Open Ditch, Height: 5ft, Width: 3ft 6in, Ditch: 7ft
The third fence on the first second circuit of the Grand National track, and also the race’s 19th obstacle on the next lap of the course, is the first of the open ditches.
An open ditch, for the uninitiated, is a typical fence – in Aintree’s case, made from spruce with a plastic ‘shell’ – that is protected by a ditch on the take-off side. The water isn’t deep of course, but you will occasionally see splashes when a horse doesn’t time their jump to perfection and drags a trailing leg through the wet stuff.
At an open ditch, the horses have a wider span to jump, and that makes the third (and nineteenth) fence in the Grand National a sturdy obstacle to overcome. The 5ft height is considerable enough, but the total ‘carry’ of this open ditch is around 10ft 6in – the 3ft 6in of the fence itself, and the 7ft ditch that protects the front of it.
While not a ‘named’ fence as such, many at Aintree refer to the third obstacles as the ‘Westhead’ – in deference to the former fence-builder Steve Westhead, who was a long-serving operator on Grand National race day in the 1960s and 70s.
Whether the third was one of his favourite fences at Aintree remains to be seen, but it would be fair to say that the horses and jockeys that tackle it might not agree with such an opinion.

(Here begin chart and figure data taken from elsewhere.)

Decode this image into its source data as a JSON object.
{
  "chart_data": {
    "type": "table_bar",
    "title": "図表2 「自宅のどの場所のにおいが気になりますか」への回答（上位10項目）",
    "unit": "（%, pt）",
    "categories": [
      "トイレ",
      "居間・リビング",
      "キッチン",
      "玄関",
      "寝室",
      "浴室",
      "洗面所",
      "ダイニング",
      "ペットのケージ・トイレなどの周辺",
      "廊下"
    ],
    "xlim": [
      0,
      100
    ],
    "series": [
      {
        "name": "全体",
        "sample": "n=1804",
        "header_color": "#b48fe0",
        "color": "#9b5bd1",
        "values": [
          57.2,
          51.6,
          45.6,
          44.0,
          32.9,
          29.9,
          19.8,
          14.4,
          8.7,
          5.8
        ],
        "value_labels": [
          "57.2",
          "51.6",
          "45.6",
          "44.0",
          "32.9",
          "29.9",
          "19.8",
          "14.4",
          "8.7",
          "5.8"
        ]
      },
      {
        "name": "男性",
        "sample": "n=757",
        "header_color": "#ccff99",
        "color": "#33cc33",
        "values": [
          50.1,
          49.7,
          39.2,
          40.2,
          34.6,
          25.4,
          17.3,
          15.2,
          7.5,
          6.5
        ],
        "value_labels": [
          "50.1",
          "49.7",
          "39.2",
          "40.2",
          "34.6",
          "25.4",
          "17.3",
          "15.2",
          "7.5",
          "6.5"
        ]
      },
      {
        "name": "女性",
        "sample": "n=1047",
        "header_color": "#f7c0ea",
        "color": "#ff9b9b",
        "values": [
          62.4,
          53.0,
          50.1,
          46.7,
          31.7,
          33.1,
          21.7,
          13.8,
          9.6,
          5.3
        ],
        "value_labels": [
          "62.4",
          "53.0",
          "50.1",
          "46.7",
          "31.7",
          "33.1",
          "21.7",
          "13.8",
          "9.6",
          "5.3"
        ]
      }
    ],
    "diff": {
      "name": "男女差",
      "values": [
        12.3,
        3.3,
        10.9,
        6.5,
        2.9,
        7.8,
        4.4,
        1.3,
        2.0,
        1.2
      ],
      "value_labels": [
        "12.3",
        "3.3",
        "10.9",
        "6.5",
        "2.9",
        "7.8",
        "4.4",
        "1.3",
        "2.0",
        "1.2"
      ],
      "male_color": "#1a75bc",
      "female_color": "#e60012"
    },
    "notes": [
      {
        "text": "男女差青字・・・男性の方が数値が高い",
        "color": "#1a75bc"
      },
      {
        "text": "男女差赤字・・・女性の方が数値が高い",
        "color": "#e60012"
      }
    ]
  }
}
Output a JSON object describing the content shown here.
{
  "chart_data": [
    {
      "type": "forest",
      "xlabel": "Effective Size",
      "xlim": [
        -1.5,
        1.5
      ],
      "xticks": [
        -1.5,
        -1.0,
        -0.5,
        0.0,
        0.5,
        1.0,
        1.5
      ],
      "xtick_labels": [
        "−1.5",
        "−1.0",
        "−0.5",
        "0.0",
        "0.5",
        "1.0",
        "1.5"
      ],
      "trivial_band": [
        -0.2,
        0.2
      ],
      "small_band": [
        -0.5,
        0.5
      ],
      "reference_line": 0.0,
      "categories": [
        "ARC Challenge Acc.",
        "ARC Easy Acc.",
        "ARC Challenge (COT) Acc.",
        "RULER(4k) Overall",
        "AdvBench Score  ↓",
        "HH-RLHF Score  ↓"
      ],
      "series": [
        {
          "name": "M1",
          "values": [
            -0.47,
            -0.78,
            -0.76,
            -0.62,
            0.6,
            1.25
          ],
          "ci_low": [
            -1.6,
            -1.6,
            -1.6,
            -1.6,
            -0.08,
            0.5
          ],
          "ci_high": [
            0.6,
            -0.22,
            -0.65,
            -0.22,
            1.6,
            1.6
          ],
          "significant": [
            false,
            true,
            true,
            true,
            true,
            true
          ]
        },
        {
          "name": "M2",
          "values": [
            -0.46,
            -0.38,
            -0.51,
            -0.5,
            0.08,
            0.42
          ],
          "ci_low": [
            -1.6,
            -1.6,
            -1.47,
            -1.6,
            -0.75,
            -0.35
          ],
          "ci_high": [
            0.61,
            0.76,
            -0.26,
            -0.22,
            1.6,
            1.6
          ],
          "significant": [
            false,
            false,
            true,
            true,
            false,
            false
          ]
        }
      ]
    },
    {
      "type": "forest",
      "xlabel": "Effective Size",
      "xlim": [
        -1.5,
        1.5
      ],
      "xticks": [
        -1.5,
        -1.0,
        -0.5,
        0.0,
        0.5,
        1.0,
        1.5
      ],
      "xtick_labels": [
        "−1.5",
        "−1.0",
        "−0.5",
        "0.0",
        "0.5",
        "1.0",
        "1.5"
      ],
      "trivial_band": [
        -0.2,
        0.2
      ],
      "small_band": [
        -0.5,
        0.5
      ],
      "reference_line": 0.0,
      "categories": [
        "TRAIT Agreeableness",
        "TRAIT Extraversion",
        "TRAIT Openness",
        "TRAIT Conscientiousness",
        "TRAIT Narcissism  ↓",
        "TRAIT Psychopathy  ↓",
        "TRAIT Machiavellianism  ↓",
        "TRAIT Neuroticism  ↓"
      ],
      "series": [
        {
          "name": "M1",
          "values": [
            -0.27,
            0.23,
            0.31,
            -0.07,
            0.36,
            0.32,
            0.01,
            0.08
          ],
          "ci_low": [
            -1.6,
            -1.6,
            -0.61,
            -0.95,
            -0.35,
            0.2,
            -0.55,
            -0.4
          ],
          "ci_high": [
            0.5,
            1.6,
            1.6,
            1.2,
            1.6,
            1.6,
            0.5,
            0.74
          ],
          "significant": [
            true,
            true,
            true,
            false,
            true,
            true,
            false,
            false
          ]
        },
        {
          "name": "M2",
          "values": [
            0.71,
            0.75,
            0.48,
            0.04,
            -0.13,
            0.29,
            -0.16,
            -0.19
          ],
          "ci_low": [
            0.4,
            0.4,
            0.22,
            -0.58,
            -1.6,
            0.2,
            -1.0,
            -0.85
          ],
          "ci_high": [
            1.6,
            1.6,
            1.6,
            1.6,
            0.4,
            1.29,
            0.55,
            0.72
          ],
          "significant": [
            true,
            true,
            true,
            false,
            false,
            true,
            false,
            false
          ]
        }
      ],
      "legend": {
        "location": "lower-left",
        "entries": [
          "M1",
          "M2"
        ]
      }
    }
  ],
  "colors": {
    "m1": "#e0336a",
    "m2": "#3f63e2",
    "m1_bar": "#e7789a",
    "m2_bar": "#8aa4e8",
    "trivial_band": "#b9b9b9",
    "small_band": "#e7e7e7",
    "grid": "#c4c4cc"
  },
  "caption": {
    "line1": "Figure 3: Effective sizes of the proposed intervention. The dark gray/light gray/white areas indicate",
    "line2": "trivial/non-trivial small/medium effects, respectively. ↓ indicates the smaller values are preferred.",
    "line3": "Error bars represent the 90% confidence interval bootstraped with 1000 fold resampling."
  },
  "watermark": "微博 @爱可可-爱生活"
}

The fence took out former Grand National champion Party Politics four years after his triumph in the race, while carnage ensued in the 2019 edition on the second lap here – General Principle fell and brought down the quietly-fancied 16/1 hopeful Rock the Kasbah, while Jury Duty – another favoured by punters at the 10/1 mark – unseated Robbie Power amid the mayhem.